Selon Statistique Canada, les grandes entreprises de 250 employés ou plus sont deux fois plus susceptibles que les petites, de 10 à 49 employés, d’être visées par les cyberattaques.

Les entreprises ont dépensé 14 milliards $ en cybersécurité en 2017

OTTAWA — Les entreprises canadiennes ont consacré 14 milliards $ à la cybersécurité en 2017, alors qu’elles sont confrontées à des risques plus importants dans le monde numérique, a indiqué lundi Statistique Canada.

Le motif des attaques était plus souvent une tentative de vol d’argent ou une demande de paiement d’une rançon, selon le rapport de l’agence fédérale. Le vol d’informations personnelles ou financières était moins répandu - ne représentant que moins du quart des cyberattaques - même s’il s’agissait tout de même de la raison la plus citée pour investir dans la cybersécurité.

«Les entreprises canadiennes continuent d’adopter rapidement Internet et les technologies numériques, ce qui les expose à de plus grands risques et menaces en matière de cybersécurité», a affirmé lundi Statistique Canada dans un communiqué.

«Toutefois, l’incidence de ces risques et de ces menaces sur les investissements et les décisions quotidiennes des entreprises n’est pas facilement comprise, car les incidents de cybersécurité ne sont souvent pas signalés.»

Selon Statistique Canada, seulement 10% des entreprises ont signalé des incidents de cybersécurité aux organismes chargés de l’application de la loi l’an dernier.

Pour dissuader, détecter les cyberattaques ou en récupérer, les entreprises ont déboursé 8 milliards $ en personnel et en sous-traitance, a précisé le rapport. En outre, les sociétés ont allongé 4 milliards $ en logiciels de cybersécurité et matériels connexes et 2 milliards $ en autres mesures de prévention et de reprise. Le total de ces dépenses représentait moins d’un pour cent de leurs recettes totales.

Les grandes entreprises visées

Selon l’agence, les grandes entreprises de 250 employés ou plus sont deux fois plus susceptibles que les petites, de 10 à 49 employés, d’être visées par ces malversations.
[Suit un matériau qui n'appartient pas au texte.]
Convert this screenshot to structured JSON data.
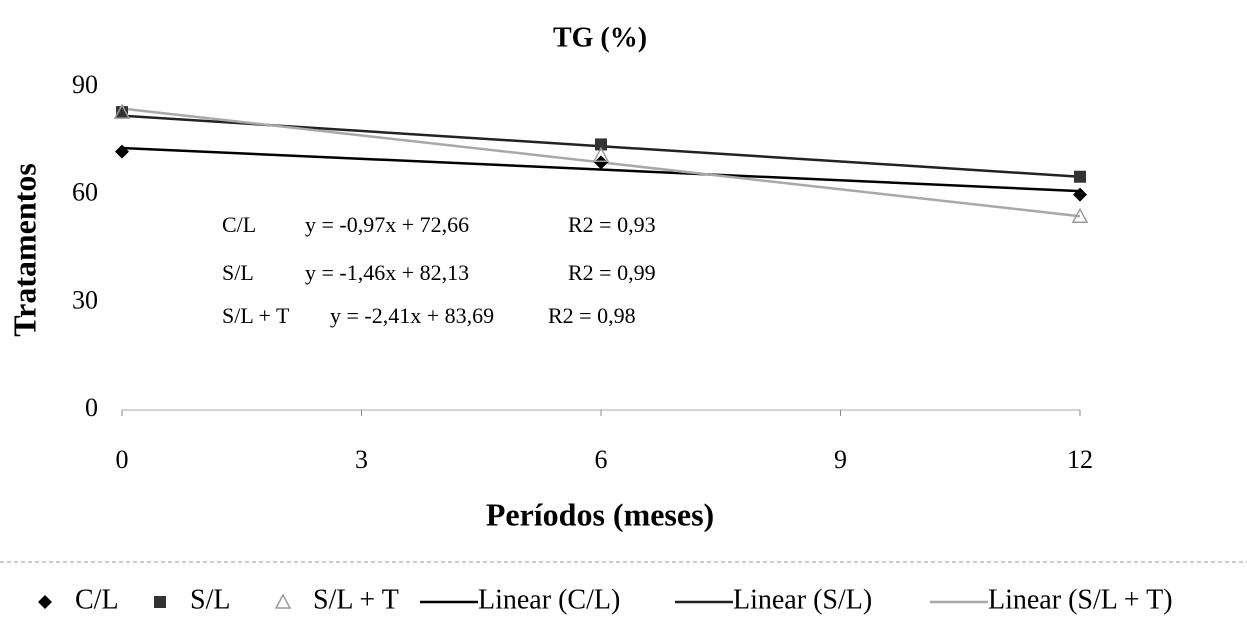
{
  "chart_data": {
    "type": "line",
    "title": "TG (%)",
    "x_label": "Períodos (meses)",
    "y_label": "Tratamentos",
    "xlim": [
      0,
      12
    ],
    "xticks": [
      0,
      3,
      6,
      9,
      12
    ],
    "ylim": [
      0,
      90
    ],
    "yticks": [
      0,
      30,
      60,
      90
    ],
    "series": [
      {
        "name": "C/L",
        "color": "#000000",
        "marker": "diamond",
        "x": [
          0,
          6,
          12
        ],
        "values": [
          72,
          69,
          60
        ]
      },
      {
        "name": "S/L",
        "color": "#333333",
        "marker": "square",
        "x": [
          0,
          6,
          12
        ],
        "values": [
          83,
          74,
          65
        ]
      },
      {
        "name": "S/L + T",
        "color": "#9a9a9a",
        "marker": "triangle",
        "x": [
          0,
          6,
          12
        ],
        "values": [
          83,
          71,
          54
        ]
      },
      {
        "name": "Linear (C/L)",
        "color": "#000000",
        "marker": "none",
        "x": [
          0,
          12
        ],
        "values": [
          73,
          61
        ]
      },
      {
        "name": "Linear (S/L)",
        "color": "#222222",
        "marker": "none",
        "x": [
          0,
          12
        ],
        "values": [
          82,
          65
        ]
      },
      {
        "name": "Linear (S/L + T)",
        "color": "#a8a8a8",
        "marker": "none",
        "x": [
          0,
          12
        ],
        "values": [
          84,
          54
        ]
      }
    ],
    "annotations": [
      {
        "label": "C/L",
        "equation": "y = -0,97x + 72,66",
        "r2": "R2 = 0,93"
      },
      {
        "label": "S/L",
        "equation": "y = -1,46x + 82,13",
        "r2": "R2 = 0,99"
      },
      {
        "label": "S/L + T",
        "equation": "y = -2,41x + 83,69",
        "r2": "R2 = 0,98"
      }
    ]
  }
}
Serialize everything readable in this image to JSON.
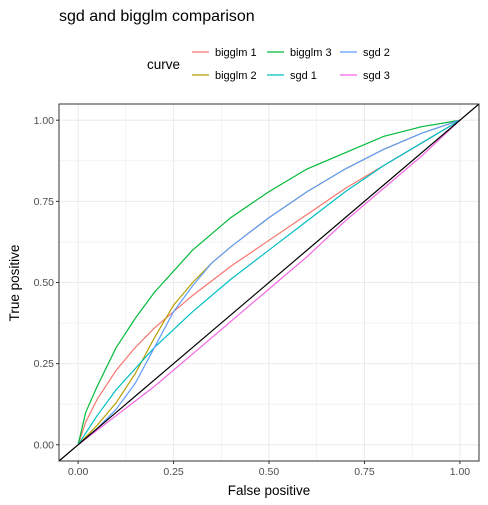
{
  "chart_data": {
    "type": "line",
    "title": "sgd and bigglm comparison",
    "xlabel": "False positive",
    "ylabel": "True positive",
    "xlim": [
      -0.05,
      1.05
    ],
    "ylim": [
      -0.05,
      1.05
    ],
    "xticks": [
      "0.00",
      "0.25",
      "0.50",
      "0.75",
      "1.00"
    ],
    "yticks": [
      "0.00",
      "0.25",
      "0.50",
      "0.75",
      "1.00"
    ],
    "grid": true,
    "legend": {
      "title": "curve",
      "placement": "top"
    },
    "reference_line": {
      "x": [
        -0.05,
        1.05
      ],
      "y": [
        -0.05,
        1.05
      ],
      "color": "#000000"
    },
    "series": [
      {
        "name": "bigglm 1",
        "color": "#F8766D",
        "x": [
          0,
          0.02,
          0.05,
          0.1,
          0.15,
          0.2,
          0.3,
          0.4,
          0.5,
          0.6,
          0.7,
          0.8,
          0.9,
          1.0
        ],
        "y": [
          0,
          0.07,
          0.14,
          0.23,
          0.3,
          0.36,
          0.46,
          0.55,
          0.63,
          0.71,
          0.79,
          0.86,
          0.93,
          1.0
        ]
      },
      {
        "name": "bigglm 2",
        "color": "#B79F00",
        "x": [
          0,
          0.05,
          0.1,
          0.15,
          0.2,
          0.25,
          0.3,
          0.35,
          0.4,
          0.5,
          0.6,
          0.7,
          0.8,
          0.9,
          1.0
        ],
        "y": [
          0,
          0.06,
          0.13,
          0.22,
          0.33,
          0.43,
          0.5,
          0.56,
          0.61,
          0.7,
          0.78,
          0.85,
          0.91,
          0.96,
          1.0
        ]
      },
      {
        "name": "bigglm 3",
        "color": "#00BA38",
        "x": [
          0,
          0.02,
          0.05,
          0.1,
          0.15,
          0.2,
          0.3,
          0.4,
          0.5,
          0.6,
          0.7,
          0.8,
          0.9,
          1.0
        ],
        "y": [
          0,
          0.1,
          0.18,
          0.3,
          0.39,
          0.47,
          0.6,
          0.7,
          0.78,
          0.85,
          0.9,
          0.95,
          0.98,
          1.0
        ]
      },
      {
        "name": "sgd 1",
        "color": "#00BFC4",
        "x": [
          0,
          0.05,
          0.1,
          0.2,
          0.3,
          0.4,
          0.5,
          0.6,
          0.7,
          0.8,
          0.9,
          1.0
        ],
        "y": [
          0,
          0.09,
          0.17,
          0.3,
          0.41,
          0.51,
          0.6,
          0.69,
          0.78,
          0.86,
          0.93,
          1.0
        ]
      },
      {
        "name": "sgd 2",
        "color": "#619CFF",
        "x": [
          0,
          0.05,
          0.1,
          0.15,
          0.2,
          0.25,
          0.3,
          0.35,
          0.4,
          0.5,
          0.6,
          0.7,
          0.8,
          0.9,
          1.0
        ],
        "y": [
          0,
          0.05,
          0.11,
          0.19,
          0.3,
          0.41,
          0.49,
          0.56,
          0.61,
          0.7,
          0.78,
          0.85,
          0.91,
          0.96,
          1.0
        ]
      },
      {
        "name": "sgd 3",
        "color": "#F564E3",
        "x": [
          0,
          0.1,
          0.2,
          0.3,
          0.4,
          0.5,
          0.6,
          0.7,
          0.8,
          0.9,
          1.0
        ],
        "y": [
          0,
          0.09,
          0.18,
          0.28,
          0.38,
          0.48,
          0.58,
          0.69,
          0.79,
          0.89,
          1.0
        ]
      }
    ]
  }
}
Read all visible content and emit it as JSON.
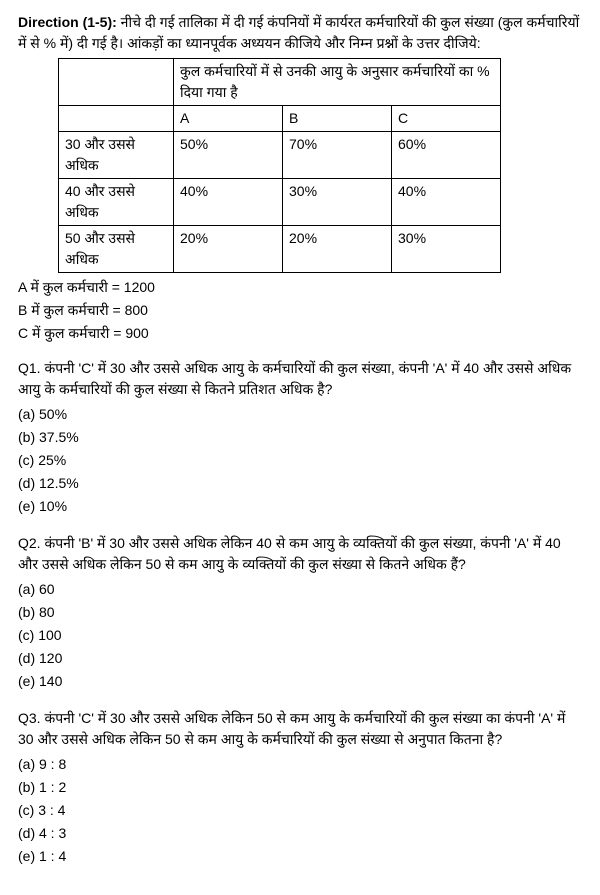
{
  "direction": {
    "label": "Direction (1-5):",
    "text": " नीचे दी गई तालिका में दी गई कंपनियों में कार्यरत कर्मचारियों की कुल संख्या (कुल कर्मचारियों में से % में) दी गई है। आंकड़ों का ध्यानपूर्वक अध्ययन कीजिये और निम्न प्रश्नों के उत्तर दीजिये:"
  },
  "table": {
    "header": "कुल कर्मचारियों में से उनकी आयु के अनुसार कर्मचारियों का % दिया गया है",
    "cols": {
      "a": "A",
      "b": "B",
      "c": "C"
    },
    "rows": [
      {
        "label": "30 और उससे अधिक",
        "a": "50%",
        "b": "70%",
        "c": "60%"
      },
      {
        "label": "40 और उससे अधिक",
        "a": "40%",
        "b": "30%",
        "c": "40%"
      },
      {
        "label": "50 और उससे अधिक",
        "a": "20%",
        "b": "20%",
        "c": "30%"
      }
    ]
  },
  "totals": {
    "a": "A में कुल कर्मचारी = 1200",
    "b": "B  में कुल कर्मचारी = 800",
    "c": "C में कुल कर्मचारी = 900"
  },
  "q1": {
    "text": "Q1.  कंपनी 'C' में 30 और उससे अधिक आयु के कर्मचारियों की कुल संख्या, कंपनी 'A' में 40 और उससे अधिक आयु के कर्मचारियों की कुल संख्या से कितने प्रतिशत अधिक है?",
    "opts": {
      "a": "(a) 50%",
      "b": "(b) 37.5%",
      "c": "(c) 25%",
      "d": "(d) 12.5%",
      "e": "(e) 10%"
    }
  },
  "q2": {
    "text": "Q2. कंपनी 'B' में 30 और उससे अधिक लेकिन 40 से कम आयु के व्यक्तियों की कुल संख्या, कंपनी 'A' में 40 और उससे अधिक लेकिन 50 से कम आयु के व्यक्तियों की कुल संख्या से कितने अधिक हैं?",
    "opts": {
      "a": "(a) 60",
      "b": "(b) 80",
      "c": "(c) 100",
      "d": "(d) 120",
      "e": "(e) 140"
    }
  },
  "q3": {
    "text": "Q3. कंपनी 'C' में 30 और उससे अधिक लेकिन 50 से कम आयु के कर्मचारियों की कुल संख्या का कंपनी 'A' में 30 और उससे अधिक लेकिन 50 से कम आयु के कर्मचारियों की कुल संख्या से अनुपात कितना है?",
    "opts": {
      "a": "(a) 9 : 8",
      "b": "(b) 1 : 2",
      "c": "(c) 3 : 4",
      "d": "(d) 4 : 3",
      "e": "(e) 1 : 4"
    }
  }
}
Le «temps d’arrêt total» moyen des cyberattaques était de 23 heures par entreprise en 2017.

Les violations de données sont devenues un élément familier du paysage corporatif. La semaine dernière, Facebook a indiqué qu’une attaque sur ses systèmes informatiques, dont l’existence avait été révélée deux semaines plus tôt, avait touché 30 millions d’utilisateurs.

En août, quelque 20 000 clients d’Air Canada ont appris que leurs données personnelles avaient peut-être été compromises à la suite d’une violation de l’application mobile de la compagnie.

L’année dernière, Equifax a indiqué qu’environ 100 000 consommateurs canadiens auraient pu voir leurs informations personnelles compromises lors d’une cyberattaque massive contre la société de données de crédit.

Au cours des trois dernières années, des millions de consommateurs ont été affectés par de nombreuses attaques parmi une panoplie de sociétés telles que British Airways, Uber, Deloitte, Ashley Madison et Walmart.

Theo Van Wyk, responsable de la cybersécurité chez le fournisseur de services informatiques Scalar Decisions, a observé plus tôt cette année que l’ajout de personnel de sécurité et de logiciels n’avait pas enrayé le flot de cyberattaques.

«Alors que les atteintes à la cybersécurité deviennent la nouvelle norme, les organisations ne peuvent pas faire preuve de complaisance», a-t-il estimé. «Le nombre croissant d’infractions à fort impact coïncide avec les coûts croissants de la récupération.»

Les données de l’enquête - la première du genre au Canada - ont été recueillies entre janvier et avril 2018, auprès d’un échantillon de 12 597 entreprises. Son taux de réponse a été de 86%.